Following China’s national soccer team’s embarrassing 5-1 loss to Thailand last month, the Chinese soccer club laid down on July 11 new punishments for disobedient and under-performing players—including compulsory “patriotic education” for rule-breakers.
Under the new sanctions, players from Guangzhou Evergrande, another underperforming soccer team, will suffer “severe punishment” for playing “passively” during matches against other countries.
Under-performers pay a penalty of 200,000 yuan ($32,582) and will be dropped from the team while those who break team rules could be suspended or forced into a sealed room for a month of nationalistic indoctrination.
The club chairman, Xu Jiayin, has promised to “crackdown on laziness” to ensure that Guangzhou soccer players improve their game.
The results of the Chinese national soccer team’s match against Thailand was “beyond endurance,” Xu told state media. The players had “lacked fighting spirit” and had “humiliated all Chinese soccer players and Chinese people” with the defeat.

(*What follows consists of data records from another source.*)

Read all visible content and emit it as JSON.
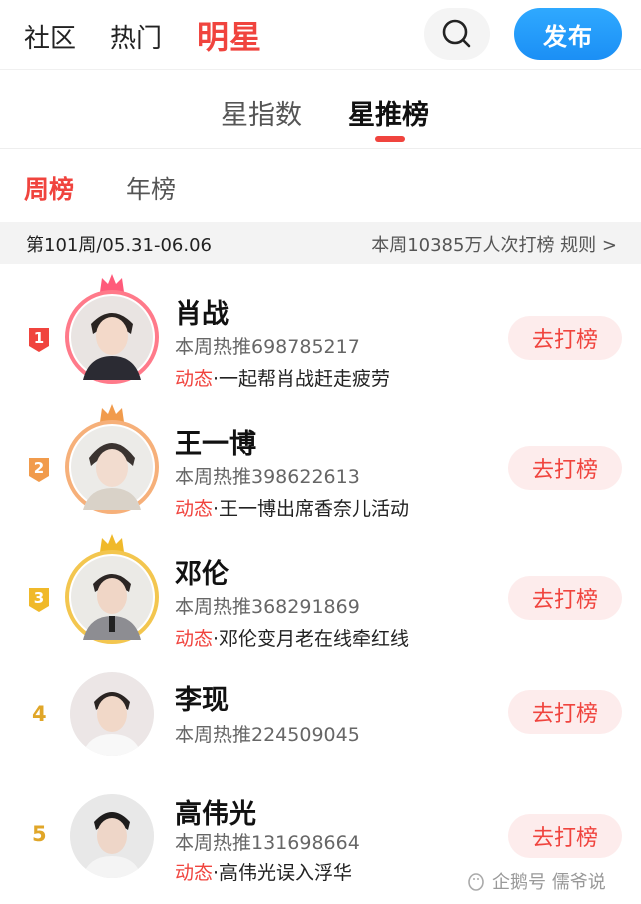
{
  "topnav": {
    "tabs": [
      {
        "label": "社区",
        "active": false
      },
      {
        "label": "热门",
        "active": false
      },
      {
        "label": "明星",
        "active": true
      }
    ],
    "search_icon": "search-icon",
    "publish_label": "发布"
  },
  "subtabs": [
    {
      "label": "星指数",
      "active": false
    },
    {
      "label": "星推榜",
      "active": true
    }
  ],
  "period_tabs": [
    {
      "label": "周榜",
      "active": true
    },
    {
      "label": "年榜",
      "active": false
    }
  ],
  "info": {
    "week": "第101周/05.31-06.06",
    "summary": "本周10385万人次打榜 规则 >"
  },
  "ranking": [
    {
      "rank": "1",
      "name": "肖战",
      "hot": "本周热推698785217",
      "dyn_tag": "动态",
      "dyn_text": "·一起帮肖战赶走疲劳",
      "button": "去打榜"
    },
    {
      "rank": "2",
      "name": "王一博",
      "hot": "本周热推398622613",
      "dyn_tag": "动态",
      "dyn_text": "·王一博出席香奈儿活动",
      "button": "去打榜"
    },
    {
      "rank": "3",
      "name": "邓伦",
      "hot": "本周热推368291869",
      "dyn_tag": "动态",
      "dyn_text": "·邓伦变月老在线牵红线",
      "button": "去打榜"
    },
    {
      "rank": "4",
      "name": "李现",
      "hot": "本周热推224509045",
      "button": "去打榜"
    },
    {
      "rank": "5",
      "name": "高伟光",
      "hot": "本周热推131698664",
      "dyn_tag": "动态",
      "dyn_text": "·高伟光误入浮华",
      "button": "去打榜"
    }
  ],
  "colors": {
    "accent": "#f0443e",
    "gold": "#e0a628",
    "silver_orange": "#f19b4c",
    "publish_blue": "#1b8ff5"
  },
  "watermark": "企鹅号 儒爷说"
}
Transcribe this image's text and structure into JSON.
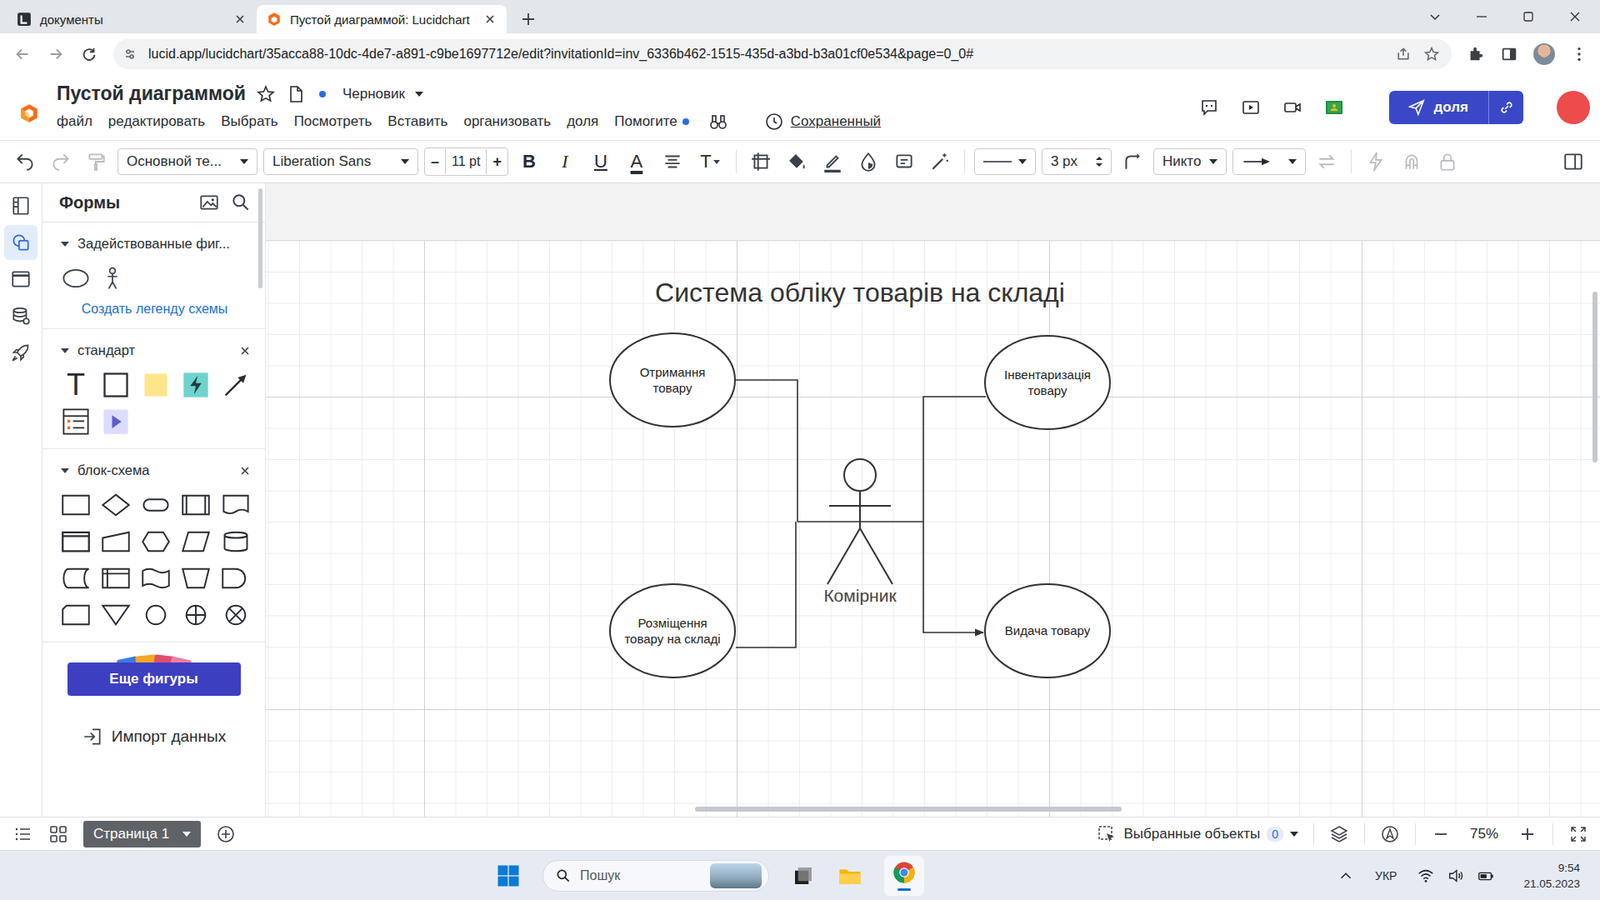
{
  "browser": {
    "tabs": [
      {
        "label": "документы",
        "selected": false
      },
      {
        "label": "Пустой диаграммой: Lucidchart",
        "selected": true
      }
    ],
    "url": "lucid.app/lucidchart/35acca88-10dc-4de7-a891-c9be1697712e/edit?invitationId=inv_6336b462-1515-435d-a3bd-b3a01cf0e534&page=0_0#"
  },
  "app": {
    "title": "Пустой диаграммой",
    "starred": false,
    "unsaved_dot": true,
    "status": "Черновик",
    "menu": [
      {
        "label": "файл",
        "dot": false
      },
      {
        "label": "редактировать",
        "dot": false
      },
      {
        "label": "Выбрать",
        "dot": false
      },
      {
        "label": "Посмотреть",
        "dot": false
      },
      {
        "label": "Вставить",
        "dot": false
      },
      {
        "label": "организовать",
        "dot": false
      },
      {
        "label": "доля",
        "dot": false
      },
      {
        "label": "Помогите",
        "dot": true
      }
    ],
    "saved": "Сохраненный",
    "share_button": "доля"
  },
  "toolbar": {
    "text_style": "Основной те...",
    "font": "Liberation Sans",
    "decrease": "–",
    "font_size": "11 pt",
    "increase": "+",
    "format_buttons": [
      "B",
      "I",
      "U",
      "A"
    ],
    "text_options": "T",
    "line_width": "3 px",
    "line_end": "Никто"
  },
  "rail": [
    {
      "selected": false
    },
    {
      "selected": true
    },
    {
      "selected": false
    },
    {
      "selected": false
    },
    {
      "selected": false
    }
  ],
  "shapes_panel": {
    "title": "Формы",
    "sections": [
      {
        "title": "Задействованные фиг...",
        "expanded": true,
        "closable": false
      },
      {
        "title": "стандарт",
        "expanded": true,
        "closable": true
      },
      {
        "title": "блок-схема",
        "expanded": true,
        "closable": true
      }
    ],
    "legend_link": "Создать легенду схемы",
    "text_shape": "T",
    "more_button": "Еще фигуры",
    "import": "Импорт данных"
  },
  "diagram": {
    "title": "Система обліку товарів на складі",
    "use_cases": [
      {
        "lines": [
          "Отримання",
          "товару"
        ]
      },
      {
        "lines": [
          "Інвентаризація",
          "товару"
        ]
      },
      {
        "lines": [
          "Розміщення",
          "товару на складі"
        ]
      },
      {
        "lines": [
          "Видача товару"
        ]
      }
    ],
    "actor": "Комірник",
    "links": [
      {
        "arrow": false
      },
      {
        "arrow": false
      },
      {
        "arrow": false
      },
      {
        "arrow": true
      }
    ]
  },
  "bottom_bar": {
    "page": "Страница 1",
    "selected_label": "Выбранные объекты",
    "selected_count": "0",
    "zoom": "75%"
  },
  "taskbar": {
    "search": "Пошук",
    "language": "УКР",
    "time": "9:54",
    "date": "21.05.2023"
  }
}
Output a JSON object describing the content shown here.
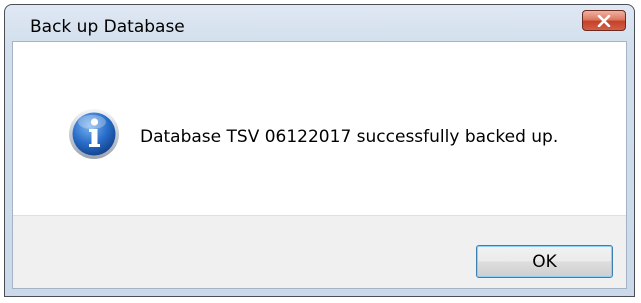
{
  "window": {
    "title": "Back up Database"
  },
  "dialog": {
    "icon": "info-icon",
    "message": "Database TSV 06122017 successfully backed up.",
    "ok_label": "OK"
  },
  "colors": {
    "close_button": "#c5402a",
    "ok_border": "#3c7fb1",
    "info_icon": "#1f5fb8"
  }
}
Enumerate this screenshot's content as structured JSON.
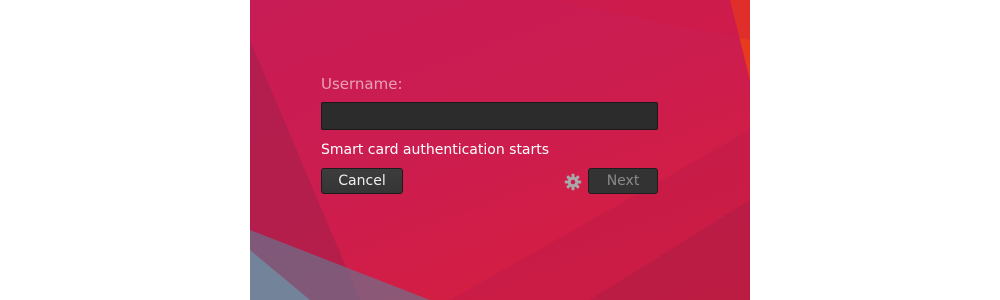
{
  "login": {
    "username_label": "Username:",
    "username_value": "",
    "status_message": "Smart card authentication starts",
    "cancel_label": "Cancel",
    "next_label": "Next",
    "settings_icon": "gear-icon"
  },
  "colors": {
    "background_accent": "#cc1d4f",
    "input_background": "#2c2c2c",
    "label_color": "#e8a0b6",
    "button_background": "#353535"
  }
}
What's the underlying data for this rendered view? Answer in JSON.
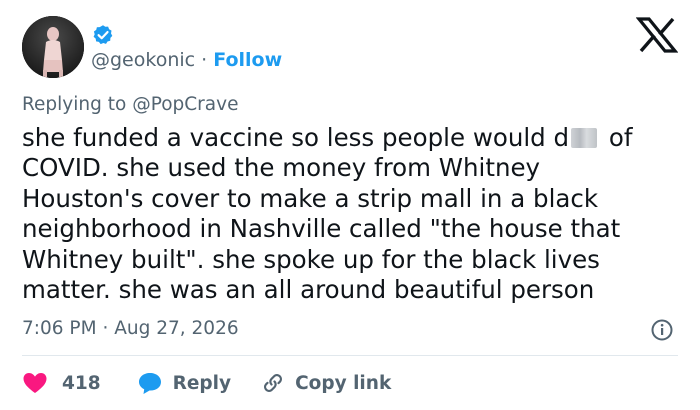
{
  "author": {
    "handle": "@geokonic",
    "separator": "·",
    "follow_label": "Follow"
  },
  "reply_context": {
    "prefix": "Replying to",
    "target": "@PopCrave"
  },
  "tweet": {
    "lines": [
      {
        "before": "she funded a vaccine so less people would d",
        "after": " of"
      },
      {
        "text": "COVID. she used the money from Whitney"
      },
      {
        "text": "Houston's cover to make a strip mall in a black"
      },
      {
        "text": "neighborhood in Nashville called \"the house that"
      },
      {
        "text": "Whitney built\". she spoke up for the black lives"
      },
      {
        "text": "matter. she was an all around beautiful person"
      }
    ]
  },
  "meta": {
    "time": "7:06 PM",
    "separator": "·",
    "date": "Aug 27, 2026"
  },
  "actions": {
    "like_count": "418",
    "reply_label": "Reply",
    "copy_label": "Copy link"
  },
  "colors": {
    "accent": "#1d9bf0",
    "like": "#f91880",
    "muted": "#536471",
    "text": "#0f1419"
  }
}
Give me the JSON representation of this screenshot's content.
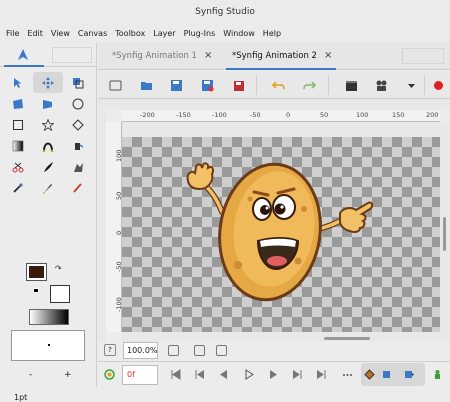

A Shanghai-based Chinese soccer blogger Cameron Wilson agreed that the Thailand game had a “frighteningly bad result by China’s very low standards,” but did not see the “old-school Communist” mandates as a viable solution, cited by Telegraph, a U.K. newspaper.
Patriotism is unlikely to be the reason for Chinese soccer players’ under-performance, according to Wilson. He said that it was more likely the Chinese public’s high expectations for the Guangzhou soccer team that placed high pressure on the players.